Cumhurbaşkanı Erdoğan, bu kavrama daha eski kaynaklarda rastlamanın mümkün olduğunu belirterek, “1360 yılında yazılmış Danişmendname’de rastlamak mümkündür. Dolayısıyla ülkemizde muhtarlıkları ve muhtarları görmezden gelerek hiçbir işi hakkıyla başarmak, hiçbir reformu güçlü bir şekilde hayata geçirmek mümkün değildir.” dedi.

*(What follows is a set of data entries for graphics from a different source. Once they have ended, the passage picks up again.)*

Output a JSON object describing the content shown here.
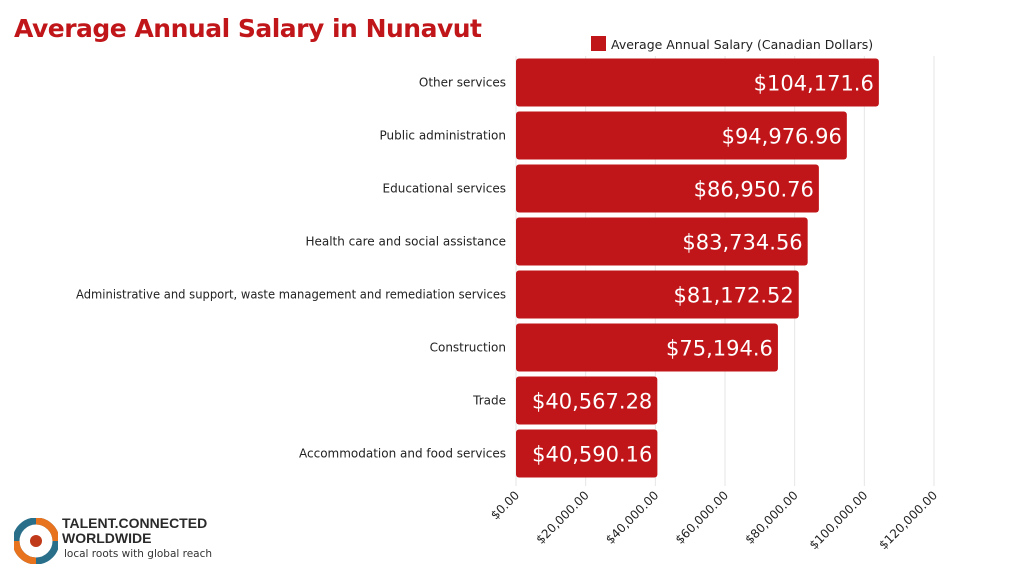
{
  "chart_data": {
    "type": "bar",
    "orientation": "horizontal",
    "title": "Average Annual Salary in Nunavut",
    "categories": [
      "Other services",
      "Public administration",
      "Educational services",
      "Health care and social assistance",
      "Administrative and support, waste management and remediation services",
      "Construction",
      "Trade",
      "Accommodation and food services"
    ],
    "series": [
      {
        "name": "Average Annual Salary (Canadian Dollars)",
        "values": [
          104171.6,
          94976.96,
          86950.76,
          83734.56,
          81172.52,
          75194.6,
          40567.28,
          40590.16
        ],
        "labels": [
          "$104,171.6",
          "$94,976.96",
          "$86,950.76",
          "$83,734.56",
          "$81,172.52",
          "$75,194.6",
          "$40,567.28",
          "$40,590.16"
        ],
        "color": "#c0161a"
      }
    ],
    "xlim": [
      0,
      120000
    ],
    "xticks": [
      0,
      20000,
      40000,
      60000,
      80000,
      100000,
      120000
    ],
    "xtick_labels": [
      "$0.00",
      "$20,000.00",
      "$40,000.00",
      "$60,000.00",
      "$80,000.00",
      "$100,000.00",
      "$120,000.00"
    ],
    "grid": true,
    "legend_position": "top"
  },
  "branding": {
    "name_line1": "TALENT.CONNECTED",
    "name_line2": "WORLDWIDE",
    "tagline": "local roots with global reach"
  }
}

Muhtarlara “Türkiye 2019 yılında yeni bir yönetim sistemine geçiyor, buna hazır mıyız?” diye soran Erdoğan, ”16 Nisan’da kabul edilen anayasa değişikliğiyle milletimiz cumhurbaşkanlığı hükümet sistemini onayladı. Şimdi bu sistemin uygulamada nasıl işleyeceği konusundaki hazırlıkları yürütüyoruz. Yeni yönetim sisteminde muhtarlarımızın yine çok önemli bir görev üstleneceklerine inanıyorum. Artık çoğunluğu köy statüsünden çıkıp mahalle statüsüne geçmiş olan yerleşim birimlerimizde muhtarlarımızdan beklentimiz sorumluluk alanlarındaki yerleşim birimlerine her anlamda sahip çıkmalarıdır.” ifadelerini kullandı. 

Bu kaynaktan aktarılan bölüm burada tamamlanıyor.